Avant même la publication des listes officielles pour la Coupe d’Afrique des nations 2025, un bras de fer silencieux entre clubs, fédérations et instances internationales a débouché sur un compromis qui, dans les faits, sert avant tout les intérêts des clubs européens.
La Confédération africaine de football (CAF) avait fixé la date limite pour communiquer les listes définitives au jeudi 11 décembre, soit dix jours avant le début de la CAN 2025 programmée du 21 décembre au 18 janvier.
Plusieurs nations, comme l’Afrique du Sud ou le Cameroun, ont d’ailleurs déjà dévoilé leur groupe. Pourtant, ces joueurs ne seront disponibles pour rejoindre leurs sélections qu’à partir du 15 décembre, et non le 8 décembre comme le stipulent normalement les règlements de la FIFA.
Dans un communiqué, la FIFA indique avoir « repris l’approche adoptée pour la Coupe du Monde 2022 », réduisant de sept jours la période obligatoire de mise à disposition. Celle-ci débutera donc le lundi 15 décembre 2025.
Plusieurs clubs, soutenus par l’Association européenne des clubs (ECA), estiment cette date trop précoce compte tenu du calendrier domestique, et surtout de la 6e journée de Ligue des champions programmée les 9 et 10 décembre.
Des stages de préparation chamboulés
Cette décision tombe mal pour de nombreuses sélections qui avaient prévu un stage dès le 8 ou 9 décembre. Certaines avaient même verrouillé leur logistique depuis plusieurs semaines.
La modification du calendrier oblige désormais les staffs à revoir leurs plans, à réduire leur préparation ou à adapter leurs séances au rythme des arrivées tardives.

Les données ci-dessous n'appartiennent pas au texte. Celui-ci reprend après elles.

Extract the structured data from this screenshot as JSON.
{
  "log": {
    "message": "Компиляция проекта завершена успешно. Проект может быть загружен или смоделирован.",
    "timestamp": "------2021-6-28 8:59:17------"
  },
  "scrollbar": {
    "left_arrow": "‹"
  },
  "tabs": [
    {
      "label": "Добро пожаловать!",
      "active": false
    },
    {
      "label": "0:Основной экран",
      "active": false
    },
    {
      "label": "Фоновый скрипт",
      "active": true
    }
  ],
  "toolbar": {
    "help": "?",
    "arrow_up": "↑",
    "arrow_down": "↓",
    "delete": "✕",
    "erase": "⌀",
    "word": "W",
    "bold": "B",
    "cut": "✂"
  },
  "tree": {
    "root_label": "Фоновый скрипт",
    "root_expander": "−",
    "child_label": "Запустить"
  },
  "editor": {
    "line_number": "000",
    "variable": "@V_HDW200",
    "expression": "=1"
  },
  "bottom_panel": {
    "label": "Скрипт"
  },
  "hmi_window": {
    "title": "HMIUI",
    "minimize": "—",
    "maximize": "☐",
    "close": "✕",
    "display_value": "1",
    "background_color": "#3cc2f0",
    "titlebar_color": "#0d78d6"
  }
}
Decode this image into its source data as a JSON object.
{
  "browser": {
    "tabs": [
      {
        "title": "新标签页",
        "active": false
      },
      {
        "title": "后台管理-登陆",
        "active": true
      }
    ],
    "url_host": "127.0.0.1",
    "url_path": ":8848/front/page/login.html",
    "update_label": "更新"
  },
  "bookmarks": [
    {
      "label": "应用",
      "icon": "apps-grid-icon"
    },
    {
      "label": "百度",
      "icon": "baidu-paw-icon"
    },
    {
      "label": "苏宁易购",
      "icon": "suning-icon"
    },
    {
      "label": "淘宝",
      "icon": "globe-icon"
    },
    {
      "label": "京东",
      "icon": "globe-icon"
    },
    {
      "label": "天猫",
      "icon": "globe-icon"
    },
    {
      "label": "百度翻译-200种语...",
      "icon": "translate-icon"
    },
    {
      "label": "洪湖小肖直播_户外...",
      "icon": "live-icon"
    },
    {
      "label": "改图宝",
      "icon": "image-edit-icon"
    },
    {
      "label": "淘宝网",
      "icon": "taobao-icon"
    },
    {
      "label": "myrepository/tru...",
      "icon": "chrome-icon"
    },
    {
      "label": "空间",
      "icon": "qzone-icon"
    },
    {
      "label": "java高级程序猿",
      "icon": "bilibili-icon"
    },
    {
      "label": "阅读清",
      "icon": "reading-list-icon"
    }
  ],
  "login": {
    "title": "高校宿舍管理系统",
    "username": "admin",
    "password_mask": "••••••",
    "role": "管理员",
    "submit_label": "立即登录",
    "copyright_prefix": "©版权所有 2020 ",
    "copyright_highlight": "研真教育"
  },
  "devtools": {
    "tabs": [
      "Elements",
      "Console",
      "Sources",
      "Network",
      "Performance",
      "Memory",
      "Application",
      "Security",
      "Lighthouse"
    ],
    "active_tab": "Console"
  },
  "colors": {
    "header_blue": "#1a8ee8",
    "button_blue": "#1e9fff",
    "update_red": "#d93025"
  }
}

Les sélectionneurs y verront sans doute une injustice, d’autant que ce n’est pas la première fois que la CAN se retrouve bousculée par des impératifs extérieurs.
Initialement, la CAN 2025 devait se tenir l’été dernier afin de s’adapter à la Coupe du monde des clubs, très soutenue par Gianni Infantino.
Finalement décalée, la compétition doit désormais cohabiter avec la Coupe arabe 2025, également programmée le même mois sur décision du président de la FIFA.
Ce cumul interroge, alors même que la FIFA affiche régulièrement une proximité avec la CAF.
Et ce n’est pas parce que l’instance encourage désormais les fédérations et les clubs à discuter « de bonne foi » pour trouver des solutions individuelles que le courroux des fédérations africaines s’en trouvera apaisé.
En cas de litige persistant, la FIFA se réserve la possibilité d’intervenir comme médiateur et d’évaluer chaque situation selon plusieurs critères :
- Calendrier des matchs ;
- État d’avancement des compétitions ;
- Temps de jeu passé et prévu des joueurs, ou tout autre élément jugé pertinent.
Une formulation qui ouvre la porte à du cas par cas, sans réelle garantie d’harmonisation pour les sélections africaines.
Malgré ce climat tendu, plusieurs nations ont commencé à publier leurs listes. Mais la plupart devront composer avec une préparation raccourcie et l’incertitude liée aux arrivées tardives.
Une fois encore, la CAN doit jongler avec des contraintes qui ne s’appliquent pas avec la même fréquence à d’autres compétitions internationales.
Les prochains jours permettront de mesurer l’impact réel de ce nouveau compromis sur la préparation des équipes.